Population (December 2009)
- • Total: 3,739
- Time zone: UTC+2 (EET)
- • Summer (DST): UTC+3 (EEST)
- Postal Code: 5570
- Area code: 06941

= Letnitsa =

Letnitsa (Летница /bg/, also transliterated Letnitza, Letnica) is a town in central northern Bulgaria, part of Lovech Province. It is the administrative centre of the homonymous Letnitsa Municipality and lies in the northeastern part of the province, close to the town of Levski. As of December 2009, the town had a population of 3,739.

==Economy==

Several export-focused manufacturers are based or have factories in Letnitsa. As of 2019, exports as a share of the municipality's total production are the second-highest in Bulgaria. The town has among the highest average wages in Bulgaria.

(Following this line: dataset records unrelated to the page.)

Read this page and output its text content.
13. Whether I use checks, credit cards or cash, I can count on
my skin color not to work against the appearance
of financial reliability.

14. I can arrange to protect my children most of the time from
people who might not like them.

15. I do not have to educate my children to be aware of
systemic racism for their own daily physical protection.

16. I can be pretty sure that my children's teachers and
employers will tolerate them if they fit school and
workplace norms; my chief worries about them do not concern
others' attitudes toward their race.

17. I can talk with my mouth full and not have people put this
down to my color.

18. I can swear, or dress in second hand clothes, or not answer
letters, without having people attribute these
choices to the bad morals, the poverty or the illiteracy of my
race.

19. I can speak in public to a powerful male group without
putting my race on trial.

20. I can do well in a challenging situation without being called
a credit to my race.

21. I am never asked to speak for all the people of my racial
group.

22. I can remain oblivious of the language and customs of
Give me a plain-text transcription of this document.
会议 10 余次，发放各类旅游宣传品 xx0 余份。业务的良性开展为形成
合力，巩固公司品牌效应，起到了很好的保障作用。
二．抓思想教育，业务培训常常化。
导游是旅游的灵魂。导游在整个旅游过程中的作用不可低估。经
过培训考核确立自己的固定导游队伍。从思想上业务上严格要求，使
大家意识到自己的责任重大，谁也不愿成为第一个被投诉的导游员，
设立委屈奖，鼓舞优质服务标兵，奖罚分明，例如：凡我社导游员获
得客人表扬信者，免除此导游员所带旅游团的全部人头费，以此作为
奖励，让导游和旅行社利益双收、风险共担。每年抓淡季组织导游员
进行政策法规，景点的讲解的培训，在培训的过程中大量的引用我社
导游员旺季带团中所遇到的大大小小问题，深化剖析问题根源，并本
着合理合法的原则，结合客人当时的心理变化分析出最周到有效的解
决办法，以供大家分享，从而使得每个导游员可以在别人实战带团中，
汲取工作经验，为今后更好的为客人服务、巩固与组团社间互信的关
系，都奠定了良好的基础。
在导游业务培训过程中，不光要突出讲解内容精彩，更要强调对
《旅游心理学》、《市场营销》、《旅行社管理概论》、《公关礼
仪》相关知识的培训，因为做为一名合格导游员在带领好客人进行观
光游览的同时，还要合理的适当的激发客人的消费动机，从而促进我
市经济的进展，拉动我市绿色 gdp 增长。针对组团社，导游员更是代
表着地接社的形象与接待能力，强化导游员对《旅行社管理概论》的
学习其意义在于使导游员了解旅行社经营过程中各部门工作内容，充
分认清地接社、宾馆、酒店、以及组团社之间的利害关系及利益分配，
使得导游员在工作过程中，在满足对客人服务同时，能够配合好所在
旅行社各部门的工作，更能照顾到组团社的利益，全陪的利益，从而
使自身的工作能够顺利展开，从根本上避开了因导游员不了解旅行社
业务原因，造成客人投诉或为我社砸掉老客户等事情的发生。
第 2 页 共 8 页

Among the largest employers and exporters in the town is Walltopia, which opened its climbing wall manufacturing facility in the town in 2010 and has since expanded it multiple times.

Other companies in Letnitsa are mostly in the food and agriculture industries, the largest of which is frozen foods producer Bulgaria Foods.

==Municipality==
Letnitsa municipality includes the following four places:

- Gorsko Slivovo
- Karpachevo
- Krushuna
- Letnitsa

==Honour==
Letnitsa Glacier on Smith Island, South Shetland Islands is named after Letnitsa.